China will begin to implement the 2001 Stockholm Convention on Persistent Organic Pollutants (POPs), Thursday.
This marks the start of hard effort to rid the country of highly dangerous pesticides and other hazardous chemicals.
"China will take every necessary measure to fully implement the convention, as it is beneficial not only to the sustainable development of China but also to that of the world," said Wang Jirong, vice minister of the State Environmental Protection Administration (SEPA).
However, he acknowledged that it is extremely hard work, as the country is fighting severe and longstanding environmental problems such as water pollution, acid rain and urban air pollution nationwide. China also currently lacks technology, sufficient funds and even laws to effectively tackle POPs.
Of all the pollutants released into the environment every year by human activity, POPs are among the most dangerous. They are highly toxic, with an array of adverse effects including cancer, allergies and hypersensitivity, damage to the central and peripheral nervous systems, reproductive disorders, disruption of the immune system and birth defects. Death and disease in animals can also be caused by them.
According to the United Nations Environment Program, every human in the world carries traces of POPs in his or her body. POPs are highly stable compounds that can last for years or decades before breaking down. They circulate globally through a process known as the "grasshopper effect."
To deal with the global problem, a convention on POPs was passed at a meeting in Stockholm, Sweden, in May 2001, and has been signed by 151 countries and ratified by 83 countries including China.
The treaty requires that all parties to take necessary steps to ban the production and use of some of the most toxic chemicals.
The 12 initial POPs to be targeted are: aldrin, chlordane, DDT, dieldrin, endrin, heptachlor, mirex, toxaphene, polychlorinated biphenols (PCBs), hexachlorobenzene (HCB), dioxins and furans.
Fortunately, there are alternatives to most POPs. The problem has been that high costs, a lack of public awareness and the absence of appropriate infrastructure and technology have often prevented their adoption. This is especially true in China.

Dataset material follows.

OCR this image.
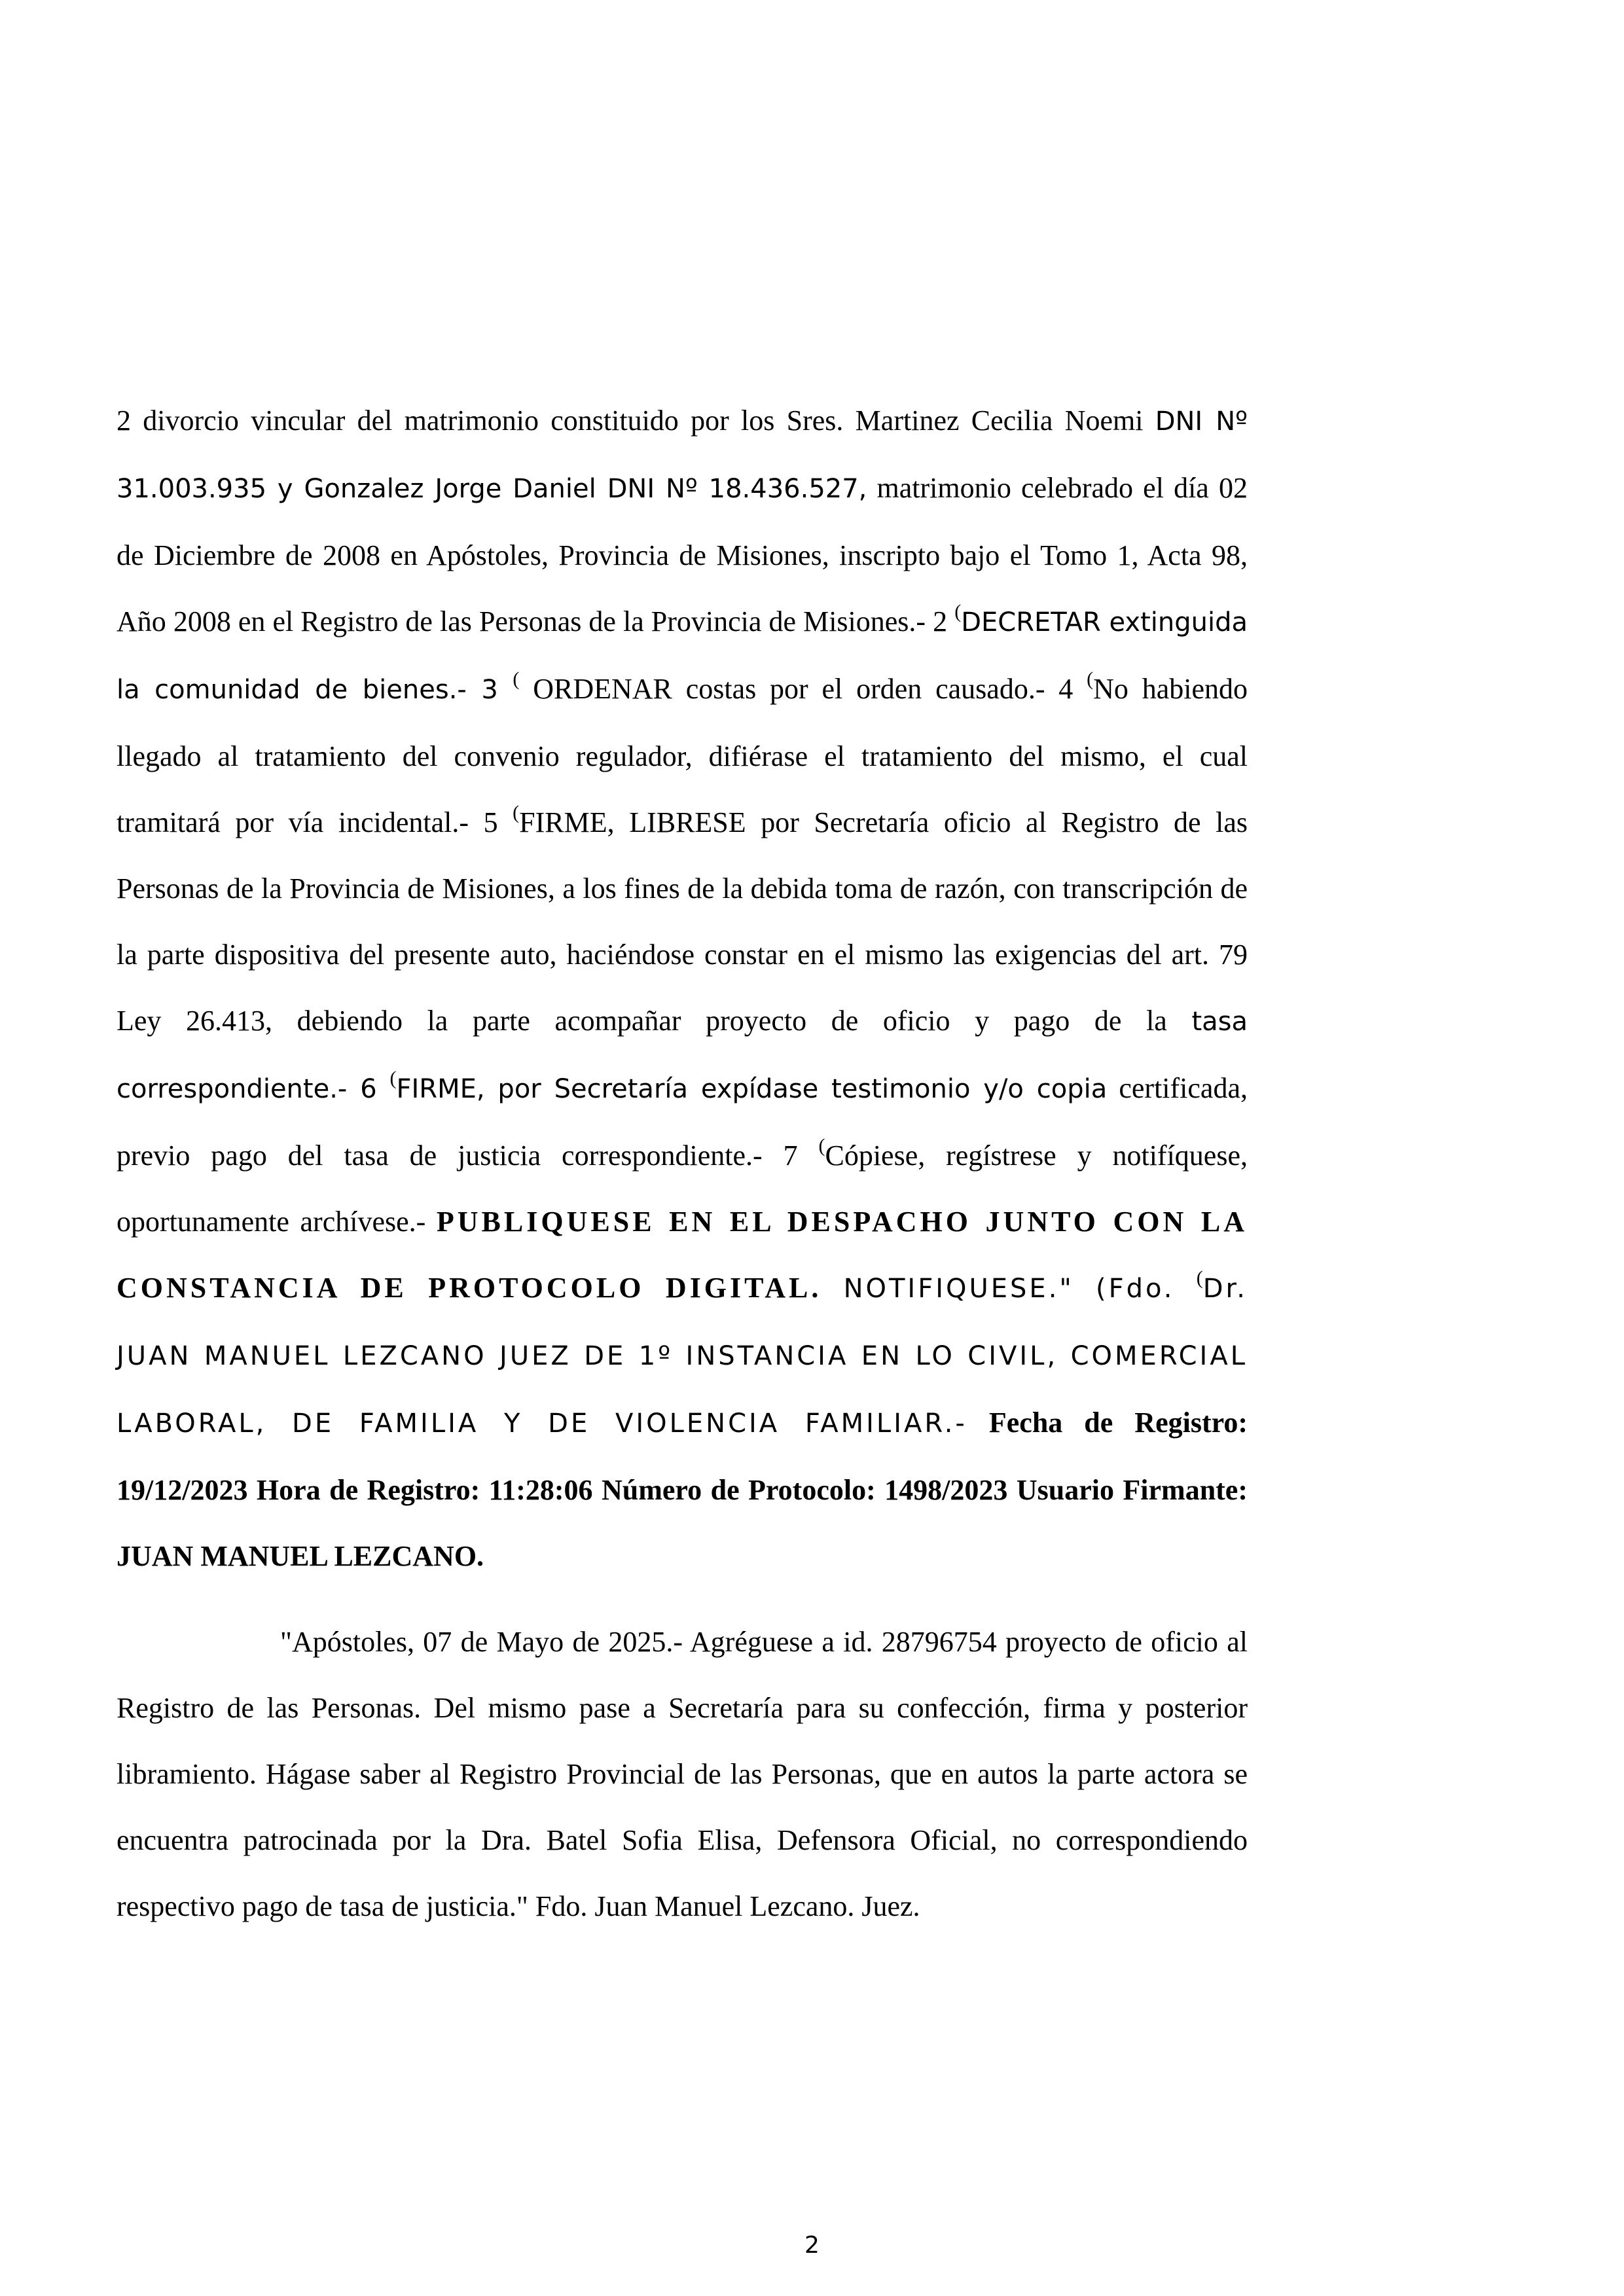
2 divorcio vincular del matrimonio constituido por los Sres. Martinez Cecilia Noemi DNI Nº 31.003.935 y Gonzalez Jorge Daniel DNI Nº 18.436.527, matrimonio celebrado el día 02 de Diciembre de 2008 en Apóstoles, Provincia de Misiones, inscripto bajo el Tomo 1, Acta 98, Año 2008 en el Registro de las Personas de la Provincia de Misiones.- 2 (DECRETAR extinguida la comunidad de bienes.- 3 ( ORDENAR costas por el orden causado.- 4 (No habiendo llegado al tratamiento del convenio regulador, difiérase el tratamiento del mismo, el cual tramitará por vía incidental.- 5 (FIRME, LIBRESE por Secretaría oficio al Registro de las Personas de la Provincia de Misiones, a los fines de la debida toma de razón, con transcripción de la parte dispositiva del presente auto, haciéndose constar en el mismo las exigencias del art. 79 Ley 26.413, debiendo la parte acompañar proyecto de oficio y pago de la tasa correspondiente.- 6 (FIRME, por Secretaría expídase testimonio y/o copia certificada, previo pago del tasa de justicia correspondiente.- 7 (Cópiese, regístrese y notifíquese, oportunamente archívese.- PUBLIQUESE EN EL DESPACHO JUNTO CON LA CONSTANCIA DE PROTOCOLO DIGITAL. NOTIFIQUESE." (Fdo. (Dr. JUAN MANUEL LEZCANO JUEZ DE 1º INSTANCIA EN LO CIVIL, COMERCIAL LABORAL, DE FAMILIA Y DE VIOLENCIA FAMILIAR.- Fecha de Registro: 19/12/2023 Hora de Registro: 11:28:06 Número de Protocolo: 1498/2023 Usuario Firmante: JUAN MANUEL LEZCANO.

"Apóstoles, 07 de Mayo de 2025.- Agréguese a id. 28796754 proyecto de oficio al Registro de las Personas. Del mismo pase a Secretaría para su confección, firma y posterior libramiento. Hágase saber al Registro Provincial de las Personas, que en autos la parte actora se encuentra patrocinada por la Dra. Batel Sofia Elisa, Defensora Oficial, no correspondiendo respectivo pago de tasa de justicia." Fdo. Juan Manuel Lezcano. Juez.

2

Of all the nine pesticides in the initial list, four are still produced and used in China: DDT, HCB, chlordane and mirex.
A large amount of discarded PCBs, which are mainly used in electric appliances and the production of paints, has not been disposed of effectively and leaking has been reported in some storage sites.
Meanwhile, pollution from dioxins and furans generated in processes such as papermaking, metal production and waste incineration is also significant, as the country's economy grows at a high speed.
"China can produce some alternatives to POPs, but farmers and businesses are reluctant to use them because the prices are too high," said Zhang Qingfeng, an official of SEPA.
It is also very difficult to make a list of or locate the sources of POPs, he said, estimating that it could cost at least 400 million US dollars to get a clear picture of the situation across the country.
Another major challenge is the lack of public awareness, because most people in the country have little knowledge of what POPs are, he said.
"Despite the challenges, China will firmly go ahead with the adoption of the Stockholm convention," Wang said, adding that a number of institutions for the purpose had been set up, including the Steering Group for Compilation of China National Implementation Plan that consists of SEPA and 10 other government departments.
He called for more international support in terms of funds and technologies to help the largest developing country in the world fulfill the obligations designated in the convention.